According to the Huacheng Import and Export Data Observation Report, on February 23, the State Drug Administration approved the registration and listing of the extracorporeal cardiopulmonary support auxiliary equipment developed by Jiangsu Saiteng Medical Technology Co., Ltd. after examination and conditional emergency response. This product is the third approved domestic ECMO product.

As an emergency approval product, during the registration and application process, the State Food and Drug Administration, in accordance with the principle of "unified command, early intervention, rapid and efficient, and scientific approval", has a special person in charge of the whole process of guidance to ensure that the product can be put into use as soon as possible.

The State Food and Drug Administration said that at present, the overall performance and indicators of the three approved domestic ECMO products have basically reached the international level of similar products. The continuous approval and listing of domestic products have improved the accessibility of China's advanced life support equipment, ensured the effective supply of COVID-19 critical treatment equipment, further met the treatment needs, and also reduced medical expenses. Subsequently, the drug supervision and administration department will continue to strengthen the post-marketing supervision of products to ensure the safety of patients' equipment. Huacheng Import and Export Data Observation Report.

Data shows that ECMO, extracorporeal membrane oxygenation, is also known as artificial heart-lung machine.

According to the report of Huacheng Import and Export Data Observation, on January 4, 2023, the State Food and Drug Administration approved the application for registration of extracorporeal cardiopulmonary support auxiliary equipment and disposable membrane oxygenator package of Shenzhen Hannuo Medical Technology Co., Ltd. after review, and the two were used in combination for adult patients with acute respiratory failure or acute cardiopulmonary failure, other treatment methods are difficult to control, and there is a foreseeable risk of continuous deterioration or death. As the first domestic ECMO equipment and consumables package, the above products have independent intellectual property rights, and their performance indicators basically reach the international level of similar products.

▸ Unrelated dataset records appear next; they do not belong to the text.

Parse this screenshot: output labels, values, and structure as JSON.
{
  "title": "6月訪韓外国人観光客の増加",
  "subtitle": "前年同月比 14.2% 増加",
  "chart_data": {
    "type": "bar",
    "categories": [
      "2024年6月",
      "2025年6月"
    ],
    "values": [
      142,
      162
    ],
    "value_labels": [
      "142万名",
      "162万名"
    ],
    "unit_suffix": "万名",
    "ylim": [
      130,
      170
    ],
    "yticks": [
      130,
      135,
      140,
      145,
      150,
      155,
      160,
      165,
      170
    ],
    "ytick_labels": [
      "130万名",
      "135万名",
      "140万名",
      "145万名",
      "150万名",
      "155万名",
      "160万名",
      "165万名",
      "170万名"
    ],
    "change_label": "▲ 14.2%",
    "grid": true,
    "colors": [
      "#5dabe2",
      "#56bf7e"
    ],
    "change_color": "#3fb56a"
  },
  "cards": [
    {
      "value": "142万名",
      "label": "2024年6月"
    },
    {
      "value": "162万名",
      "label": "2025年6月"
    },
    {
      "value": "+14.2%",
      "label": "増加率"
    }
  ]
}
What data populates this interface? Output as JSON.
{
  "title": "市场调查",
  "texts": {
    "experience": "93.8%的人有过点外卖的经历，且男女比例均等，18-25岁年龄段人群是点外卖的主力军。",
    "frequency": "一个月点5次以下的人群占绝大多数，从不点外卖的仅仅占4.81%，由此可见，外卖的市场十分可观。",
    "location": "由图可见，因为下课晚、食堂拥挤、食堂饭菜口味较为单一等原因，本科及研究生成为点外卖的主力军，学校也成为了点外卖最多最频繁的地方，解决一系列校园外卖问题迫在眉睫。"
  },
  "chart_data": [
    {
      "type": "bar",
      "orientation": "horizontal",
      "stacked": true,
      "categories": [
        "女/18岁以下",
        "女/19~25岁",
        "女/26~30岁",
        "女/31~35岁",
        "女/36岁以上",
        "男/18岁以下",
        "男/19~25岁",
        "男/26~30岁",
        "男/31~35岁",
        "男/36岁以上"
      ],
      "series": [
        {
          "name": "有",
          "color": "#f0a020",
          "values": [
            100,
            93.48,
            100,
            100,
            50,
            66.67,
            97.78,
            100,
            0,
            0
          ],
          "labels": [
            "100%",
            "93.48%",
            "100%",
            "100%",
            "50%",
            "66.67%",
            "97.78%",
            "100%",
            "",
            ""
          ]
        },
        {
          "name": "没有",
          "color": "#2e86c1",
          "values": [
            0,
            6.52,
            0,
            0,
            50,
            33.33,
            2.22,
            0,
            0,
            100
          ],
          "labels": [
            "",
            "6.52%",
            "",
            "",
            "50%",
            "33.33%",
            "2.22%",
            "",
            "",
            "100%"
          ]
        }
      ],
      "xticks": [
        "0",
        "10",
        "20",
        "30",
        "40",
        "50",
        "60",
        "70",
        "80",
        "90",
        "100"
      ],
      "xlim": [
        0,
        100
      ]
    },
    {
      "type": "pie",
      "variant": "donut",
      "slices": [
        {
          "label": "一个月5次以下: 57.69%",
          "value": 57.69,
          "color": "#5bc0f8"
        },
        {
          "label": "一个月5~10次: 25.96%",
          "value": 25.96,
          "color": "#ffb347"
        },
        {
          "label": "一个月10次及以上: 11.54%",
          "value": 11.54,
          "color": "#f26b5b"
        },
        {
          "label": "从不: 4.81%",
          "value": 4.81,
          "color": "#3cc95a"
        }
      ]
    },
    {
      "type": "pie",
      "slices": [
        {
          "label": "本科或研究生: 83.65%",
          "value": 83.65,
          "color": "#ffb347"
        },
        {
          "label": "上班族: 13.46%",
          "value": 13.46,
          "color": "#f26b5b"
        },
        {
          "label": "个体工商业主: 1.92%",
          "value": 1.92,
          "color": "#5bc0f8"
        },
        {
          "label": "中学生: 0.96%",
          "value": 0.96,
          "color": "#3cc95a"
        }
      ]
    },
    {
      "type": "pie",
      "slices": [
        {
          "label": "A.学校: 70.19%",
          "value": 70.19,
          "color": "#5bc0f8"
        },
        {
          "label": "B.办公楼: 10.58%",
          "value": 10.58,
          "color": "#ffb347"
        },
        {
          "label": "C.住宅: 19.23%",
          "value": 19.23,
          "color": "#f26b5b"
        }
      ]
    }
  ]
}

On January 17, the State Food and Drug Administration approved the registration and listing of extracorporeal lung support assistive equipment developed by Aerospace New Long March Medical Instruments (Beijing) Co., Ltd. by means of conditional approval after review. This product is the second approved domestic ECMO product. This product provides power and safety monitoring during cardiopulmonary bypass, and is used in combination with compatible disposable consumables to achieve auxiliary support of lung function. This product is applicable to adult patients with acute respiratory failure and other treatment methods that are difficult to control and have a foreseeable risk of continuous deterioration or death. Huacheng Import and Export Data Observation Report.